As geopolitical uncertainty surrounding Ukraine sent commodity prices on a roller coaster ride this week, it could be time for U.S. shale oil to take center stage, some analysts told CNBC.
Prices of European and U.S. crude rose over $2 a barrel on Monday, after a bloodless invasion of Ukrainian peninsula Crimea by Russian troops sparked worries over disruptions to global energy markets. Meanwhile, U.K. gas for April delivery climbed 10 percent on Monday, the largest one-day gain since September 2011. On Tuesday, oil prices eased after President Vladimir Putin ordered troops that took part in military exercises in central and western Russia to return to base. But investors remained nervous.

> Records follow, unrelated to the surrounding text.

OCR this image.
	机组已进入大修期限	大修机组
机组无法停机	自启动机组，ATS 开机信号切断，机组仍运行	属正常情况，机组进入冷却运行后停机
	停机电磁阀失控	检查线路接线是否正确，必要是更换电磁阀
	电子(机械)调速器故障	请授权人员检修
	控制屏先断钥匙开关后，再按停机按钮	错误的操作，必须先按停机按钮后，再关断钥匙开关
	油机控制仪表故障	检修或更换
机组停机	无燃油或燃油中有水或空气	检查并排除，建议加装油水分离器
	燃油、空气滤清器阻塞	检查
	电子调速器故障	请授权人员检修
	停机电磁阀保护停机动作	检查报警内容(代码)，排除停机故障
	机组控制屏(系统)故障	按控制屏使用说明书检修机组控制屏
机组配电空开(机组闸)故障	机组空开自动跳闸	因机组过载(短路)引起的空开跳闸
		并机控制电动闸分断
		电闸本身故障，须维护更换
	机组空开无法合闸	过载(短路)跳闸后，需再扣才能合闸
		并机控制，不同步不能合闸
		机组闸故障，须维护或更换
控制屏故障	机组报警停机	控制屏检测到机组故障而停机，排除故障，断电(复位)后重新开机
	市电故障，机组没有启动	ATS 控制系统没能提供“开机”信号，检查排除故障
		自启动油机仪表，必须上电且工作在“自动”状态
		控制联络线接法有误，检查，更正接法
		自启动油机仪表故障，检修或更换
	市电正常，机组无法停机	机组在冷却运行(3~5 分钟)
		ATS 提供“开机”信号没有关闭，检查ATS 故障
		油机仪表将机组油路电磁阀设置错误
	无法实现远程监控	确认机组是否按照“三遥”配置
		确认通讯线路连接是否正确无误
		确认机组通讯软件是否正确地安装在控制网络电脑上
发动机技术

Gaurav Sodhi, resources analyst at Intelligent Investor, told CNBC Asia's Squawk Box, that volatility around Ukraine would cast a more favorable light on the U.S.'s growing energy independence.
(Read more: Russian markets hit as Putin tightens grip on Crimea)
"This will be a test of the new American shale prowess, a chance to prove supply can respond to higher prices. If they are the new Saudis, now is the time to prove it," he said.
Meanwhile, David Lennox, resources analyst at Fat Prophets, told CNBC anxiety surrounding Ukraine's predicament had underscored geopolitical stability in the U.S.
"Their investment in shale oil production is head and shoulders above the rest of the world, this situation gives the U.S. the opportunity to show their potential," he added.